Ah donc, il semblerait que ce soit mon
tour de prendre la plume sur ce blog encore à peine sorti de l’œuf.
Titre : Immortel (ad vitam)
Réalisateur : Enki Bilal
Année de production : 2004
Acteurs principaux : Linda Hardy,
Thomas Kretschmann, Charlotte Rampling
Durée : 102 mn
Synopsis : Dans un Paris
totalitaire de 2095, un vaisseau extraterrestre en forme de pyramide
égyptienne s'est posé. A son bord, des créatures ressemblant
étrangement aux représentations que nous avons des dieux égyptiens
antiques. L'un d'entre eux, Horus, a fui ses frères pour échapper à un emprisonnement plurimillénaire auquel il était condamné.
Désespéré, il décide d'assurer sa pérennité de la même façon
que les terriens : en ayant une descendance. Encore faut-il
trouver la femme idéale pour cela, et surtout un corps où il puisse
s'incarner pour échapper le plus longtemps possible à son frère
Anubis. C'est alors qu'il croise la route de Nikopol, un anarchiste
placé en détention cryogénique durant 30 ans et libéré par
accident, ainsi qu'une mutante extraordinaire nommée Jill qui lui permettront de réaliser ses desseins.
Anubis |
La première chose que l'on peut dire
de cette œuvre est qu'il s'agit d'une adaptation de ce que l'on appelle
la « trilogie Nikopol » d'Enki Bilal (comprenant « La
foire aux immortels » paru en 1980, « La femme piège »
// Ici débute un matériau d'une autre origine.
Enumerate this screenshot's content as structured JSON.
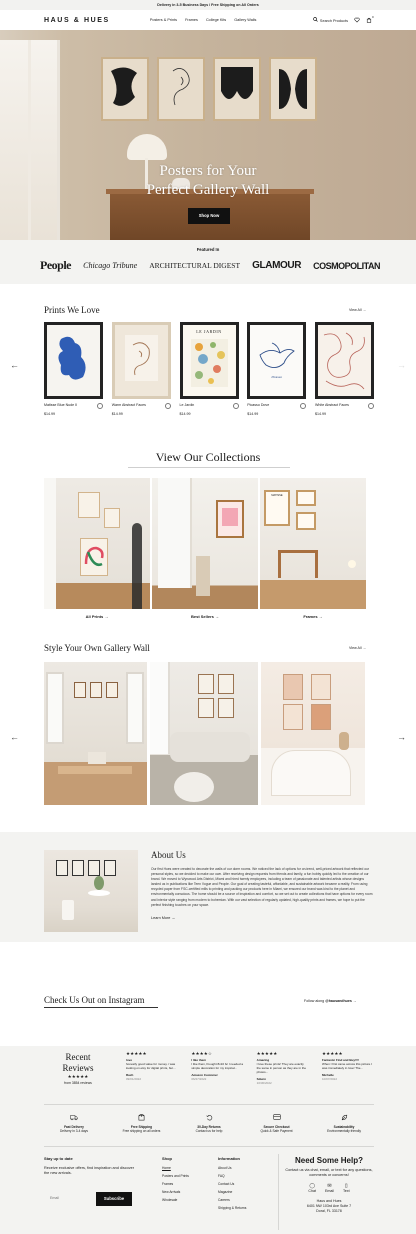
{
  "announcement": "Delivery in 3-5 Business Days / Free Shipping on All Orders",
  "header": {
    "logo": "HAUS & HUES",
    "nav": [
      "Posters & Prints",
      "Frames",
      "College Kits",
      "Gallery Walls"
    ],
    "search_label": "Search Products",
    "cart_count": "0",
    "icons": [
      "search-icon",
      "heart-icon",
      "cart-icon"
    ]
  },
  "hero": {
    "headline_line1": "Posters for Your",
    "headline_line2": "Perfect Gallery Wall",
    "cta": "Shop Now"
  },
  "featured": {
    "label": "Featured In",
    "brands": [
      "People",
      "Chicago Tribune",
      "ARCHITECTURAL DIGEST",
      "GLAMOUR",
      "COSMOPOLITAN"
    ]
  },
  "prints": {
    "title": "Prints We Love",
    "view_all": "View All →",
    "items": [
      {
        "name": "Matisse Blue Nude II",
        "price": "$14.99"
      },
      {
        "name": "Warm Abstract Faces",
        "price": "$14.99"
      },
      {
        "name": "Le Jardin",
        "price": "$14.99"
      },
      {
        "name": "Picasso Dove",
        "price": "$14.99"
      },
      {
        "name": "White Abstract Faces",
        "price": "$14.99"
      }
    ],
    "jardin_text": "LE JARDIN",
    "dove_text": "Picasso"
  },
  "collections": {
    "title": "View Our Collections",
    "items": [
      "All Prints →",
      "Best Sellers →",
      "Frames →"
    ],
    "poster_text": "MATISSE"
  },
  "gallery_wall": {
    "title": "Style Your Own Gallery Wall",
    "view_all": "View All →"
  },
  "about": {
    "title": "About Us",
    "body": "Our first Hues were created to decorate the walls of our dorm rooms. We noticed the lack of options for on-trend, well-priced artwork that reflected our personal styles, so we decided to make our own. After receiving design requests from friends and family, a fun hobby quickly led to the creation of our brand. We moved to Wynwood Arts District, Miami and hired twenty employees, including a team of passionate and talented artists whose designs landed us in publications like Teen Vogue and People. Our goal of creating tasteful, affordable, and sustainable artwork became a reality. From using recycled paper from FSC-certified mills to printing and packing our products here in Miami, we ensured our brand was kind to the planet and environmentally conscious. The home should be a source of inspiration and comfort, so we set out to create collections that have options for every room and interior style ranging from modern to bohemian. With our vast selection of regularly updated, high-quality prints and frames, we hope to put the perfect finishing touches on your space.",
    "more": "Learn More →"
  },
  "instagram": {
    "title": "Check Us Out on Instagram",
    "follow_prefix": "Follow along ",
    "handle": "@hausandhues",
    "follow_suffix": " →"
  },
  "reviews": {
    "summary_title": "Recent Reviews",
    "summary_stars": "★★★★★",
    "summary_count": "from 3854 reviews",
    "items": [
      {
        "stars": "★★★★★",
        "headline": "love",
        "text": "honestly good value for money. i was looking on etsy for digital prints, but...",
        "name": "Rach",
        "date": "09/01/2022"
      },
      {
        "stars": "★★★★☆",
        "headline": "I like them",
        "text": "I like them,I bought 8x10 bc I needed a simple decoration for my tropical...",
        "name": "Amazon Customer",
        "date": "06/27/2022"
      },
      {
        "stars": "★★★★★",
        "headline": "Amazing",
        "text": "I love these prints! They are exactly the same in person as they are in the photos...",
        "name": "Sdunn",
        "date": "10/30/2022"
      },
      {
        "stars": "★★★★★",
        "headline": "Fantastic Find and Buy!!!!",
        "text": "When I first came across this picture I was immediately in love! The...",
        "name": "Michelle",
        "date": "10/07/2022"
      }
    ]
  },
  "perks": [
    {
      "title": "Fast Delivery",
      "sub": "Delivery in 3-4 days",
      "icon": "truck-icon"
    },
    {
      "title": "Free Shipping",
      "sub": "Free shipping on all orders",
      "icon": "box-icon"
    },
    {
      "title": "30-Day Returns",
      "sub": "Contact us for help",
      "icon": "returns-icon"
    },
    {
      "title": "Secure Checkout",
      "sub": "Quick & Safe Payment",
      "icon": "card-icon"
    },
    {
      "title": "Sustainability",
      "sub": "Environmentally friendly",
      "icon": "leaf-icon"
    }
  ],
  "footer": {
    "newsletter_title": "Stay up to date",
    "newsletter_desc": "Receive exclusive offers, find inspiration and discover the new arrivals.",
    "email_placeholder": "Email",
    "subscribe": "Subscribe",
    "shop_title": "Shop",
    "shop_links": [
      "Home",
      "Posters and Prints",
      "Frames",
      "New Arrivals",
      "Wholesale"
    ],
    "info_title": "Information",
    "info_links": [
      "About Us",
      "FAQ",
      "Contact Us",
      "Magazine",
      "Careers",
      "Shipping & Returns"
    ],
    "help_title": "Need Some Help?",
    "help_desc": "Contact us via chat, email, or text for any questions, comments or concerns!",
    "help_options": [
      "Chat",
      "Email",
      "Text"
    ],
    "address_line1": "Haus and Hues",
    "address_line2": "6401 NW 103rd Ave Suite 7",
    "address_line3": "Doral, FL 33178"
  }
}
en 1986 et « Froid Equateur » en 1993). Si l'histoire
change sensiblement (l'univers est beaucoup plus détaillé, le passé
et le développement de Nikopol ainsi que de Jill sont nettement plus
prononcés), la trame de fond demeure la même : un dieu
égyptien cherche a échapper d'une façon ou d'une autre a un
emprisonnement insoutenable sur des millénaires, ce qu'on peut
considérer comme une forme de mort lente, en laissant quelque chose
derrière lui. Une démarche toute humaine pour laquelle il va avoir
besoin d'un homme ordinaire n'ayant subi ni modification ni mutation, choses fréquentes à la fin du XXIe siècle, ainsi que
d'une mutante à la peau blanche et aux cheveux bleus. Une symbolique
d'autant plus forte qu'au milieu d'un Paris halluciné, corrompu et
gangrené, le personnage principal apparaît dans sa représentation
la plus archaïque.
Horus, dieu du soleil et premier
pharaon de l'Egypte antique, est en effet un colosse mâle (souvent nu dans le film) dont la tête est celle d'un faucon. Connu
pour ses incessantes batailles avec son frère maléfique Seth, il
est représenté de plusieurs façons (couronné de rayons solaires,
coiffé de la double couronne des deux Égypte, ou portant l'ankh de
vie) mais généralement de façon assez similaire à celle du film.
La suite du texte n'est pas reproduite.